# How fast is the Tivo Edge's MoCa Bridge to the Mini?



## TigerClaw (Jan 28, 2005)

Earlier today I did a little test setting my Tivo Edge as a MoCa Bridge, and then setting my Tivo Mini Lux as the MoCa client.

The test was successful as the Mini was able to connect to the Edge through the Coaxial cable and able to stream from it and download any of the updates.

I just wonder how fast is the MoCa between the Edge and the Mini? How many Mbps is the Mini getting from the Edge? My home network is 1Gb, But my internet is 100Mbps, So its gotta be using the LAN speeds to communicate with each box.


----------



## kpeters59 (Jun 19, 2007)

Netflix has a built in Speed Test.

-KP


----------



## TigerClaw (Jan 28, 2005)

kpeters59 said:


> Netflix has a built in Speed Test.
> 
> -KP


Ah, But I think you would need to sign into Netflix to do that?

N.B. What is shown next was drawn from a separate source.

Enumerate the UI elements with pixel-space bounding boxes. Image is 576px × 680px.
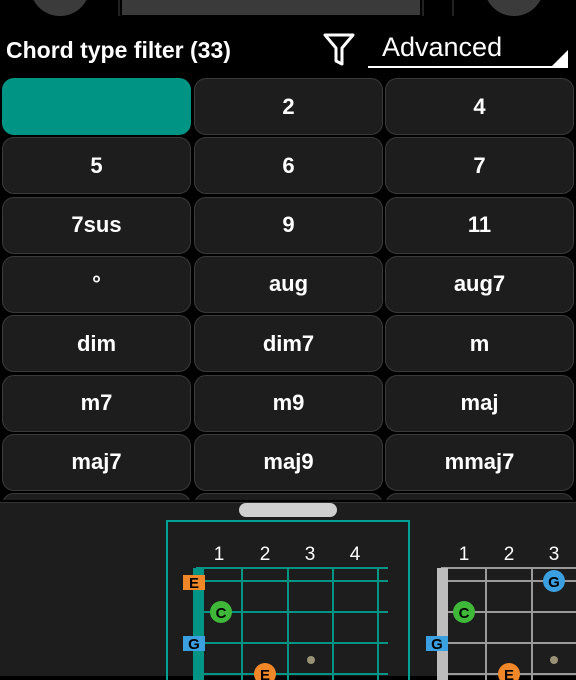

Update: Looks like you have to sign in, I don't have a Netflix subscription.


----------



## JoeKustra (Dec 7, 2012)

TigerClaw said:


> Ah, But I think you would need to sign into Netflix to do that?
> Update: Looks like you have to sign in, I don't have a Netflix subscription.

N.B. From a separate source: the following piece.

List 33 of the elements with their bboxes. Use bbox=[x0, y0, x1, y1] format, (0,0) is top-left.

Yeah, I know that sucks. I use Prime, but no speed test. But I can state a Mini, watching live TV doesn't require more than 20 Mbps, and probably under 1/2 of that anymore. Sorry, I can't think of a free speed test, but I also have 100/10 and never have a problem with 1080p movies on Prime. I have also watched a few 4k clips without issue on a Mini VOX with the TiVo wifi 5 adapter.


----------



## TigerClaw (Jan 28, 2005)

JoeKustra said:


> Yeah, I know that sucks. I use Prime, but no speed test. But I can state a Mini, watching live TV doesn't require more than 20 Mbps, and probably under 1/2 of that anymore. Sorry, I can't think of a free speed test, but I also have 100/10 and never have a problem with 1080p movies on Prime. I have also watched a few 4k clips without issue on a Mini VOX with the TiVo wifi 5 adapter.


I have the Tivo Mini lux connected to a Netgear powerline adapter that goes up to 2000Mbps, The speed of the powerline adapter fluctuates over 300Mbps and over 400Mbps, So the live TV part of it is very smooth.


----------



## TigerClaw (Jan 28, 2005)

The coaxial cable in the room where I have the Mini is using a coaxial coupler, The other cable connected to it is going to my parent's bedroom which has an Xfinity X1 cablebox, The mini is connected via an ethernet cable, Its connected to one of the two ports of the Netgear powerline adapter.

I'm thinking of buying another 5-2500Mhz coaxial 2 way splitter to split that coaxial cable into 2, and plug the other coaxial cable to the Mini.

I'm only going to do the MoCA from the Edge to the Mini, But everything else will remain with the powerline adapter.


----------